Sleepovers: Ready or Not?

Your second-grader returns home bursting with big news: She's been invited to her first sleepover. You know she'll probably have the time of her life eating pizza and giggling with her friends, but you're still uneasy. What if she gets homesick? What if the host family stages a showing of Scream 3? What if she's just not ready?

"There's no set age for kids to begin having sleepovers," says Dr. Martha Erickson, director of the University of Minnesota's Children, Youth, and Family Consortium. "What's important is that the child feels ready for the separation and knows it's okay to decide she'd rather stay home, despite peer pressure to do otherwise."

Erickson suggests parents look for these signs of readiness:

  • Your child feels comfortable playing at a friend's house for several hours without you.
  • She's independent about her bedtime routine.
  • She wants to do the sleepover and seems confident it will go well.

Still not sure? Mimi Doe, author of the book Busy But Balanced: Practical and Inspirational Ways to Create a Calmer, Closer Family (St. Martin's Press), suggests asking your child to close her eyes and imagine staying overnight at a friend's home. "Ask her how she feels," says Doe. "If your child doesn't like the 'feel' of falling asleep away from home, she isn't ready."
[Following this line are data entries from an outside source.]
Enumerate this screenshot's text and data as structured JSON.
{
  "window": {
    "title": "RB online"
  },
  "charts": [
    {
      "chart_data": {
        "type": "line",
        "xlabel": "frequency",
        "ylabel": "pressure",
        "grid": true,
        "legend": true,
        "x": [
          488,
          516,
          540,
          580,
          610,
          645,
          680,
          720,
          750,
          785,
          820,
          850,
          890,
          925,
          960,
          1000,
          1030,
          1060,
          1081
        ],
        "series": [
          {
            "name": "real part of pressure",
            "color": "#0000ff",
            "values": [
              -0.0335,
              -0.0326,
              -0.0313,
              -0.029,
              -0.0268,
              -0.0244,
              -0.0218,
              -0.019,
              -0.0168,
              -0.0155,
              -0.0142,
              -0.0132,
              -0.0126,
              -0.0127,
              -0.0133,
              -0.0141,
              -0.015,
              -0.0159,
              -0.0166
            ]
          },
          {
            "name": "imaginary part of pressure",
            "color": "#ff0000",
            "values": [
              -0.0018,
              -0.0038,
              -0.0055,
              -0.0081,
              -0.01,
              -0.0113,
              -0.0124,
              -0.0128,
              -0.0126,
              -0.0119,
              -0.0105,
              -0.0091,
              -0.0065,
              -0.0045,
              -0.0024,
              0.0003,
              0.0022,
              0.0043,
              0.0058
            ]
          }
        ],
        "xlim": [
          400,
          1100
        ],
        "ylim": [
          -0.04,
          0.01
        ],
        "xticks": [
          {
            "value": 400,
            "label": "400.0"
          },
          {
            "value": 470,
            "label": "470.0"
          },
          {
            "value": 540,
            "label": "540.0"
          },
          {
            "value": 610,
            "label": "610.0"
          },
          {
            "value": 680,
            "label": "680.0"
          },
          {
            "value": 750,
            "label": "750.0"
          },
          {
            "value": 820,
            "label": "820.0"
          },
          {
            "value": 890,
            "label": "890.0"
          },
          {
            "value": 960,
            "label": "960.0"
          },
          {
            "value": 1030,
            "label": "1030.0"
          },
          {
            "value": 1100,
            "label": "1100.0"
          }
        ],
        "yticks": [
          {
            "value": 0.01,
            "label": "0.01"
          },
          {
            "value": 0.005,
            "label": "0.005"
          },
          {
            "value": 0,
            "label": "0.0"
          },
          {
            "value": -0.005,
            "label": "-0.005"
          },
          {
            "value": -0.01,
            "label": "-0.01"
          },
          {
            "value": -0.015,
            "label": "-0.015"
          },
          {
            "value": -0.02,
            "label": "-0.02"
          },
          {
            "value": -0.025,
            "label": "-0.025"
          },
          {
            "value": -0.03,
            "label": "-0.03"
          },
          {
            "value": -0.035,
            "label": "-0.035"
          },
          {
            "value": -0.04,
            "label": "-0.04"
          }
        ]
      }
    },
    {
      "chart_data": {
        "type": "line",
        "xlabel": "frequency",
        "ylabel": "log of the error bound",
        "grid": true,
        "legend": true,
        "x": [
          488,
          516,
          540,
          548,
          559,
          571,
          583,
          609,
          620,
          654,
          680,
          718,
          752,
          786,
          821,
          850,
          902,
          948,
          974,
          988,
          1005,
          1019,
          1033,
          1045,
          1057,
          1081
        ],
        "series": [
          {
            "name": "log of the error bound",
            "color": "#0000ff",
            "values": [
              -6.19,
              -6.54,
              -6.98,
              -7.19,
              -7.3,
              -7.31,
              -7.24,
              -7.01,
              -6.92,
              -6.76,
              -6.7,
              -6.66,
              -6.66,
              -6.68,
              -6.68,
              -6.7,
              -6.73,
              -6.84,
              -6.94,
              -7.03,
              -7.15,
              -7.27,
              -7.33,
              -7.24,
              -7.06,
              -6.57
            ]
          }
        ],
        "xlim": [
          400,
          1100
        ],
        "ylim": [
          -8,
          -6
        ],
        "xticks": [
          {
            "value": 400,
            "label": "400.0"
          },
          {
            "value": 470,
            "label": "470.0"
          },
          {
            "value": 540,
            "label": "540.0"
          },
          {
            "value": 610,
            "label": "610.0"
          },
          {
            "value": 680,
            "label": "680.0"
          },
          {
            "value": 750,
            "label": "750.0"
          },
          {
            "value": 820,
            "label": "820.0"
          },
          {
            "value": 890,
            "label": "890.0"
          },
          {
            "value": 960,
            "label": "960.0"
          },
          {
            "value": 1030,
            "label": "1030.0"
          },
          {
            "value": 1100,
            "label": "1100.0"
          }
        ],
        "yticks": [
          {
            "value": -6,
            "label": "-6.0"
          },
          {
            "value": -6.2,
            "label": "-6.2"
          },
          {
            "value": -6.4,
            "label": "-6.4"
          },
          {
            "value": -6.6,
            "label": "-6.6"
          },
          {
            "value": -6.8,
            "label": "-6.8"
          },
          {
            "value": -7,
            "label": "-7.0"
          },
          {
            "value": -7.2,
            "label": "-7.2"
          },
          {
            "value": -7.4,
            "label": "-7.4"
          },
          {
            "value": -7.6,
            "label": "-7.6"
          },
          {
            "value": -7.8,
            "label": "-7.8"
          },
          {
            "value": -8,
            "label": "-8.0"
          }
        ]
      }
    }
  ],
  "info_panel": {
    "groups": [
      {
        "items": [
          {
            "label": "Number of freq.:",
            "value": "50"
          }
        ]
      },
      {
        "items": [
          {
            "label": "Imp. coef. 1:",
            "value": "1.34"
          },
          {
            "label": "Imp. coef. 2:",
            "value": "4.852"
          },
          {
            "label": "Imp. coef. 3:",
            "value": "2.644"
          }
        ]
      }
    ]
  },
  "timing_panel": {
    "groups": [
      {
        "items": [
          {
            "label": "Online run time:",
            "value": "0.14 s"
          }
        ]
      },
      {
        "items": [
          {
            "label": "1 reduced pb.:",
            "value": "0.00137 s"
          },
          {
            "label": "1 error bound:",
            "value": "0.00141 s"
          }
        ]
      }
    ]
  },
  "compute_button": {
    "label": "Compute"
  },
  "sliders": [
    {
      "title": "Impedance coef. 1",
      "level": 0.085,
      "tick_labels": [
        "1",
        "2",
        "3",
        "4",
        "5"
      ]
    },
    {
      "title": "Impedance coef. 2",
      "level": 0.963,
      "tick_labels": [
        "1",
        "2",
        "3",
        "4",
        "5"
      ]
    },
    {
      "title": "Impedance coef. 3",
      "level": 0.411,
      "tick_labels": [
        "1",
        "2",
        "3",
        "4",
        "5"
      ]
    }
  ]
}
What if your kid is rearing to go, but you have reservations about the hosts? "It's important for you to feel confident that the host family is completely trustworthy, has behavioral expectations consistent with your family values, and will be sensitive and responsive to your child's needs," says Erickson. Parents have every right to call the host parents and ask in a nonthreatening way what activities are being planned. Offer to help by providing movies or board games. If you feel uncomfortable with the host family for any reason, keep your child home. You can always have the next sleepover at your house.